Dr. Schulman has recently returned from Europe where he attended the meeting of the Administrative Committee of the Jewish Agency held in London.

This meeting, he said, showed the possibility of co-operation between the Zionists and non-Zionists in the Agency. It also was brought out in the general discussion that the Agency should be strengthened, he stated.

Dr. Schulman expressed the viewpoint that while at present the Jewish Agency “is an instrumentality for promoting the upbuilding of Jewish Palestine, irrespective of opinion on the fundamental principles which divide Zionists from non-Zionists, it can also become the clearing house of thought for many other Jewish problems and can quietly and effectively bring about a real union of the active efficient forces in Jewish life.”

Dr.
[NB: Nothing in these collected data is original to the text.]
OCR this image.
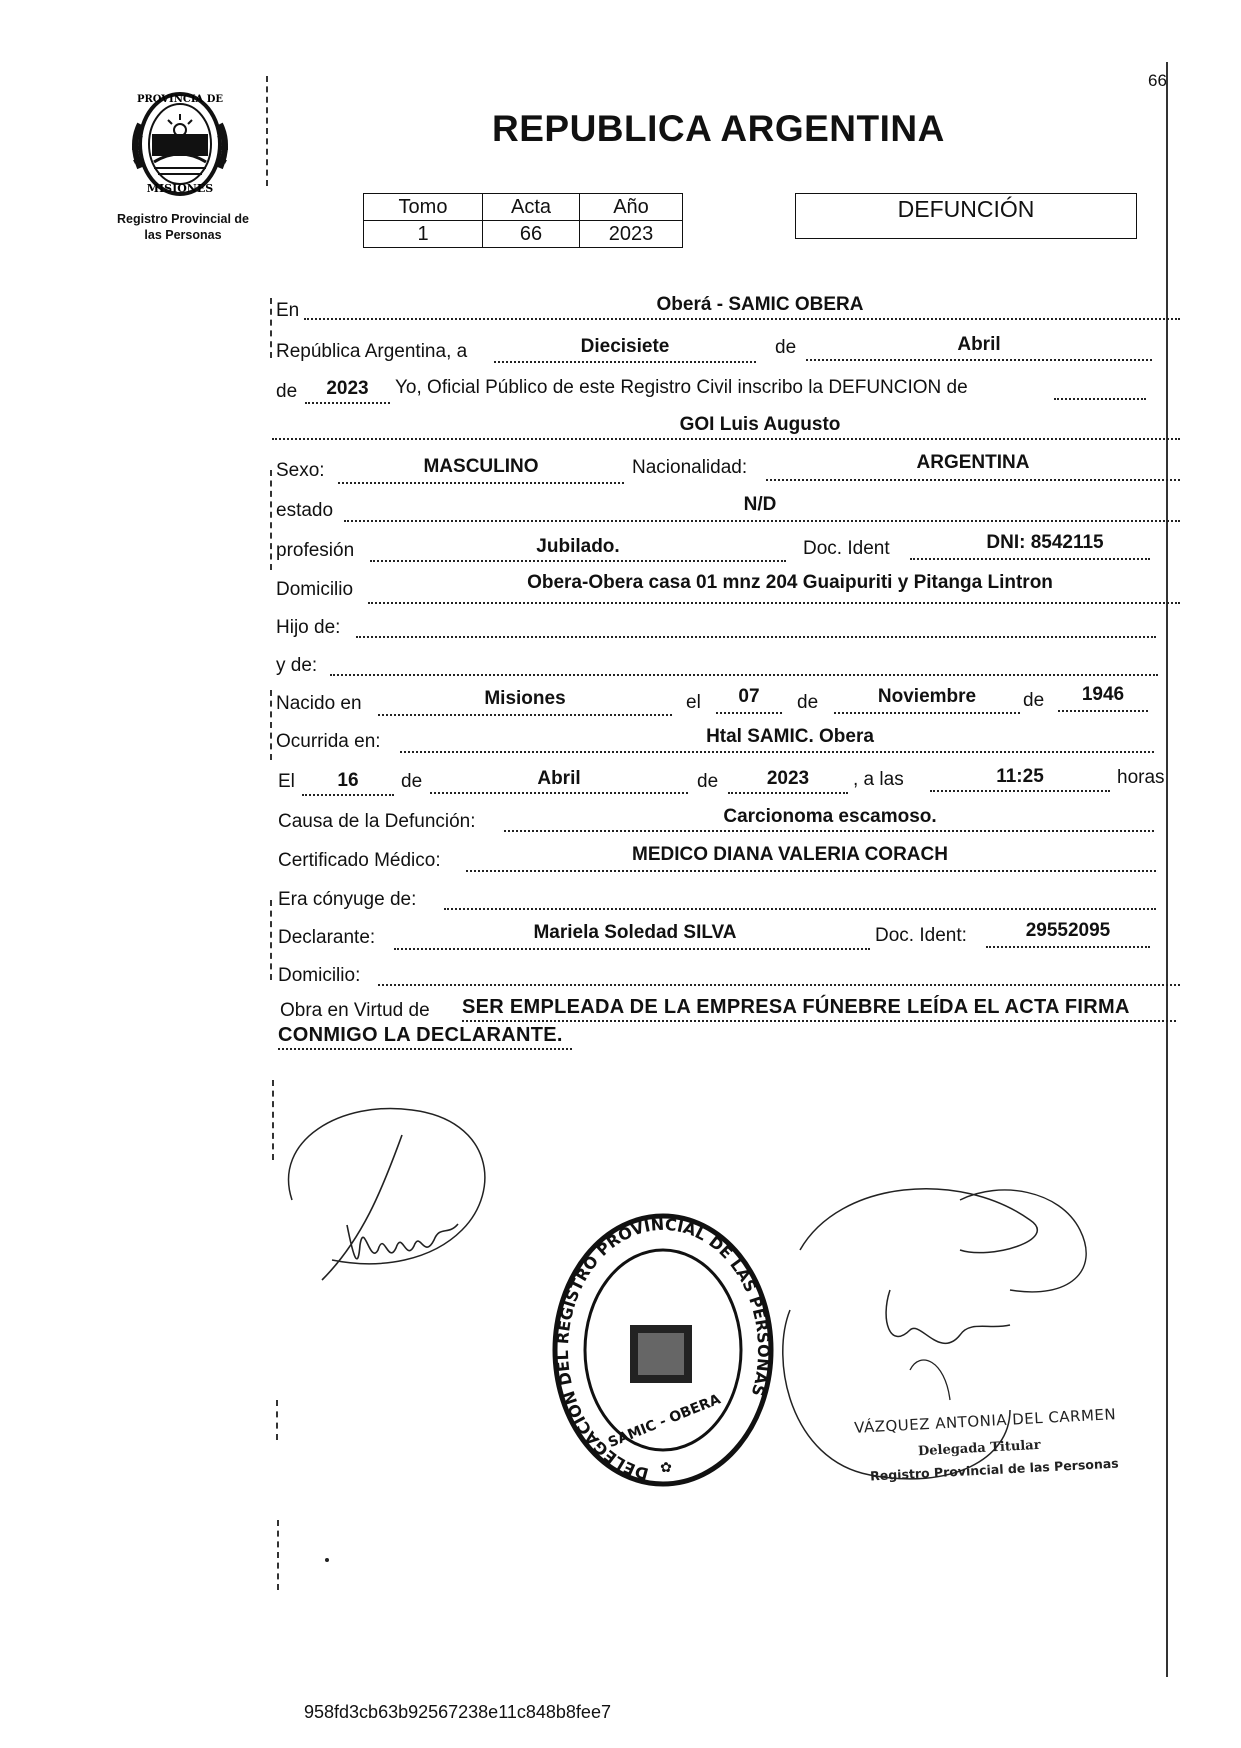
66
PROVINCIA DE
MISIONES
Registro Provincial de
las Personas
REPUBLICA ARGENTINA
Tomo	Acta	Año
1	66	2023
DEFUNCIÓN
En	Oberá - SAMIC OBERA
República Argentina, a	Diecisiete	de	Abril
de	2023	Yo, Oficial Público de este Registro Civil inscribo la DEFUNCION de
GOI Luis Augusto
Sexo:	MASCULINO	Nacionalidad:	ARGENTINA
estado	N/D
profesión	Jubilado.	Doc. Ident	DNI: 8542115
Domicilio	Obera-Obera casa 01 mnz 204 Guaipuriti y Pitanga Lintron
Hijo de:
y de:
Nacido en	Misiones	el	07	de	Noviembre	de	1946
Ocurrida en:	Htal SAMIC. Obera
El	16	de	Abril	de	2023	, a las	11:25	horas
Causa de la Defunción:	Carcionoma escamoso.
Certificado Médico:	MEDICO DIANA VALERIA CORACH
Era cónyuge de:
Declarante:	Mariela Soledad SILVA	Doc. Ident:	29552095
Domicilio:
Obra en Virtud de SER EMPLEADA DE LA EMPRESA FÚNEBRE LEÍDA EL ACTA FIRMA
CONMIGO LA DECLARANTE.
DELEGACIÓN DEL REGISTRO PROVINCIAL DE LAS PERSONAS
SAMIC - OBERA
✿
VÁZQUEZ ANTONIA DEL CARMEN
Delegada Titular
Registro Provincial de las Personas
958fd3cb63b92567238e11c848b8fee7
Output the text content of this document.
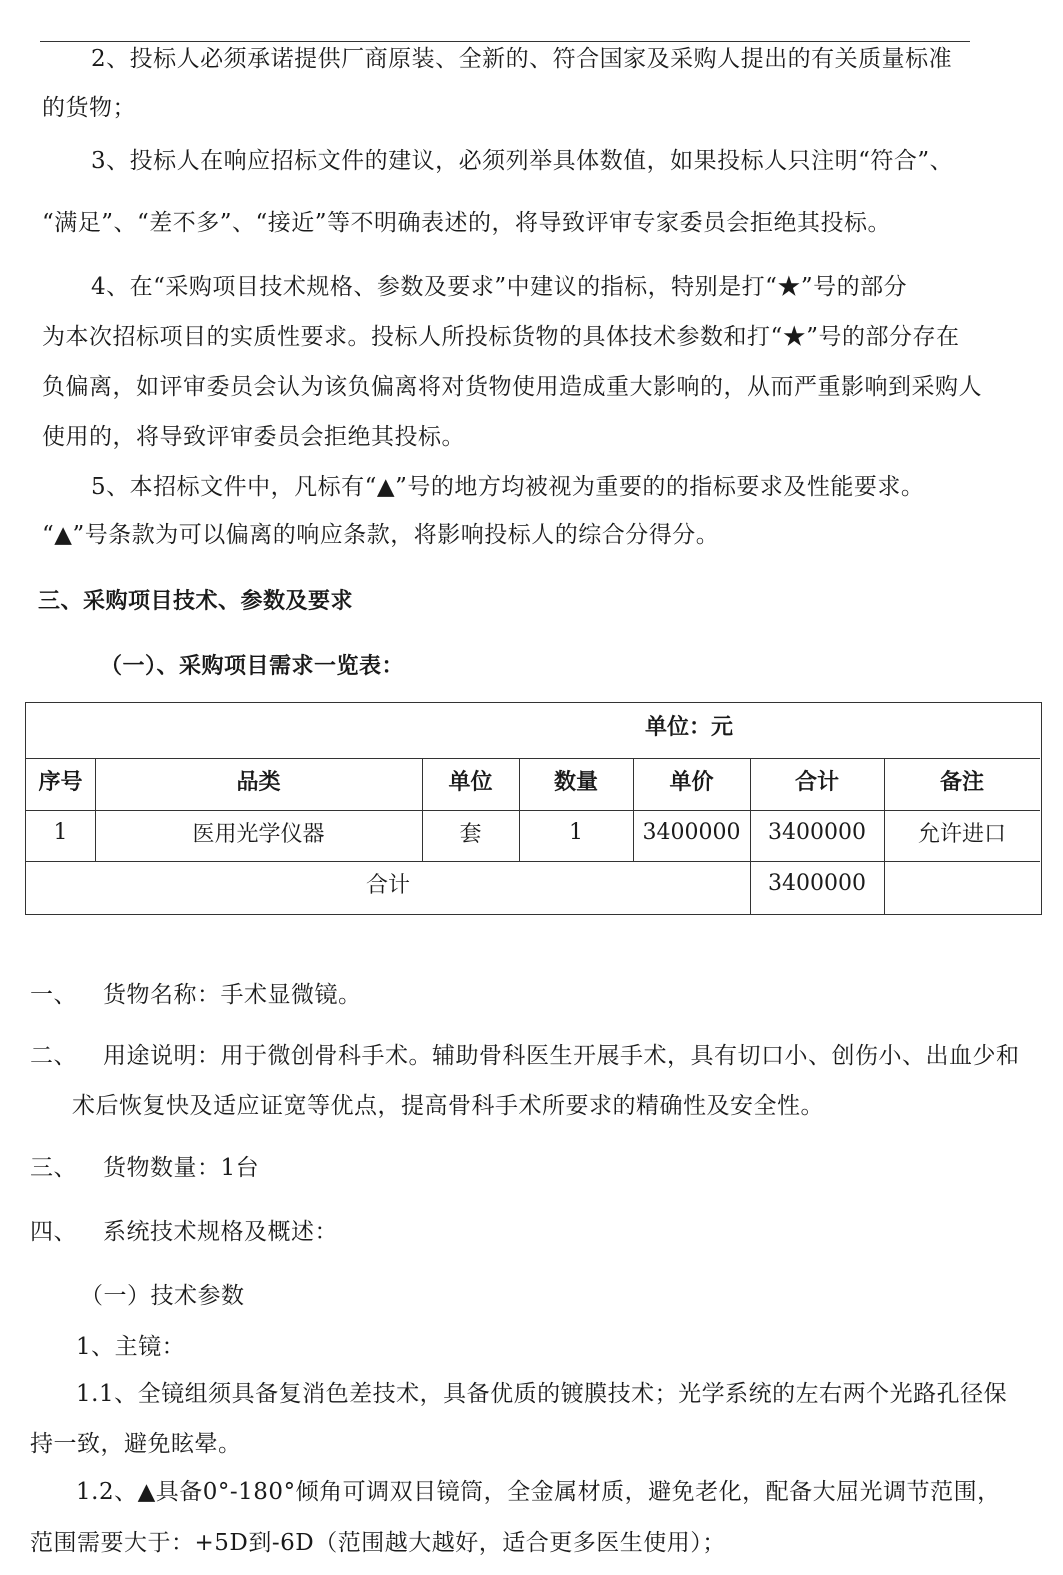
2、投标人必须承诺提供厂商原装、全新的、符合国家及采购人提出的有关质量标准
的货物；
3、投标人在响应招标文件的建议，必须列举具体数值，如果投标人只注明“符合”、
“满足”、“差不多”、“接近”等不明确表述的，将导致评审专家委员会拒绝其投标。
4、在“采购项目技术规格、参数及要求”中建议的指标，特别是打“★”号的部分
为本次招标项目的实质性要求。投标人所投标货物的具体技术参数和打“★”号的部分存在
负偏离，如评审委员会认为该负偏离将对货物使用造成重大影响的，从而严重影响到采购人
使用的，将导致评审委员会拒绝其投标。
5、本招标文件中，凡标有“▲”号的地方均被视为重要的的指标要求及性能要求。
“▲”号条款为可以偏离的响应条款，将影响投标人的综合分得分。
三、采购项目技术、参数及要求
（一）、采购项目需求一览表：
单位：元
序号	品类	单位	数量	单价	合计	备注
1	医用光学仪器	套	1	3400000	3400000	允许进口
合计	3400000
一、 货物名称：手术显微镜。
二、 用途说明：用于微创骨科手术。辅助骨科医生开展手术，具有切口小、创伤小、出血少和
术后恢复快及适应证宽等优点，提高骨科手术所要求的精确性及安全性。
三、 货物数量：1台
四、 系统技术规格及概述：
（一）技术参数
1、主镜：
1.1、全镜组须具备复消色差技术，具备优质的镀膜技术；光学系统的左右两个光路孔径保
持一致，避免眩晕。
1.2、▲具备0°-180°倾角可调双目镜筒，全金属材质，避免老化，配备大屈光调节范围，
范围需要大于：+5D到-6D（范围越大越好，适合更多医生使用）；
Schulman scored the conference in Geneva, which he termed “A last gasp in Jewish nationalism, as it is passing away,” and asserted that it played into the hands of the Hitlerites.

He praised the Zionists’ departure from the rule of voting en bloc at the meeting of the Agency Administrative Committee.

Of the meeting, he said, that “it was a very important one. It marked a stage in the growth of the Agency. It was made perfectly clear at that meeting that the non-Zionists would refuse to vote on the budget, or on any important question, if the Zionist members of the Agency are, as a group, bound beforehand, by the resolution of the Actions Committee of the Zionist organization to vote one way.

“As I myself made clear in the course of the discussion, any discussion of the merits of the budget, or of anything else, would be useless if the Zionists, as a bloc, were committed to vote in one way and in no other. We non-Zionists succeeded in bringing about the release of the Zionists from such instructions, and the principle was thus affirmed, which will be of great use for the future, that questions must be discussed on their merits, and opportunities opened for individuals to be convinced, irrespective of bloc affiliations. In the end some non-Zionists voted for the budget as brought in by the majority of the Committee on Budget.”

Discussing the conference in Geneva where the convening of a world Jewish congress in the summer of 1934 was approved, Rabbi Schulman stated: “The conference called at Geneva was most unfortunate for the Jews of the world.

“As a matter of fact, no active practical leaders were present. The most influential men in America, in England, in Germany refused to attend this conference. The conference, I would call a last gasp of Jewish Nationalism as it is passing away.

“For thirty years or more,” he said, “there has been talk of the Jews as a nation. As a matter of fact, the Jews today are not a nation in any accepted sense of the word. They therefore cannot be organized politically with a world Jewish Parliament. And the sooner such ideas, wrong in theory and disastrous in consequences, are swept away, the better for the Jewish people. The Jews in Western lands, are nationals of the countries in which they dwell. They belong to no other nation.”

“The Jews in every Western country today can speak for themselves. Wherever anti-Semitism exists, it is a local problem,” he asserted.

“The conference,” he charged, “played into the hands of the Hitlerites and enabled them to say that Jews were interfering with internal affairs of Germany. As a matter of fact, the Jews in Germany are conducting themselves magnificently and in the end, anti-Semitism will be triumphed over in Germany by what is best in German thought.”

He stated his belief that the position of the Jews will also be improved with the improvement of the general economic condition in the world. “The salvation of Israel will not come from sophomoric political speeches, or from sensational self-advertising noise. It will come from the moral and spiritual education of the world Jewish and non-Jewish, a slow but steady process.”

Rabbi Schulman severely attacked the American Jewish Congress which called the Geneva conference, “as being conceived in sin and born in iniquity. It is itself the result of a broken pledge as every one in this country knows.

“When in 1917,” he said, “those who opposed the Congress united with those who favored an American Jewish Congress in order to present a united front in Paris, after the war, one of the conditions for such union was that the Congress be a temporary institution and that it go out of existence immediately after the report from Paris is brought back, after the Treaty of Versailles was accomplished.

“The present American Jewish Congress was deliberately organized as a violation of the spirit and letter of the agreement made. Thus born in evil, it is continuing to produce evil. To call together Jews from all over the world in a so-called Congress, without any purpose would prove the great misfortune for our people,” Dr. Schulman holds.

“It is very significant,” he said, “that the President of the Jewish Agency, who is at the same time the president of the Zionist Organization, did not attend the conference at Geneva. We need no new organizations,” he asserted. “We cannot afford to spend money on amateur Jewish politics. Let us unite practically for work helpful to the Jew, wherever our help is needed,” Dr. Schulman concluded.

While abroad, Dr. Schulman visited Germany, Switzerland, England and France.

He expressed regret that he was unable to attend the meeting of the World Union for Progressive Judaism in The Hague and in Amsterdam, where he was to deliver an address, because the meeting conflicted with the meeting of the Agency Administrative Committee.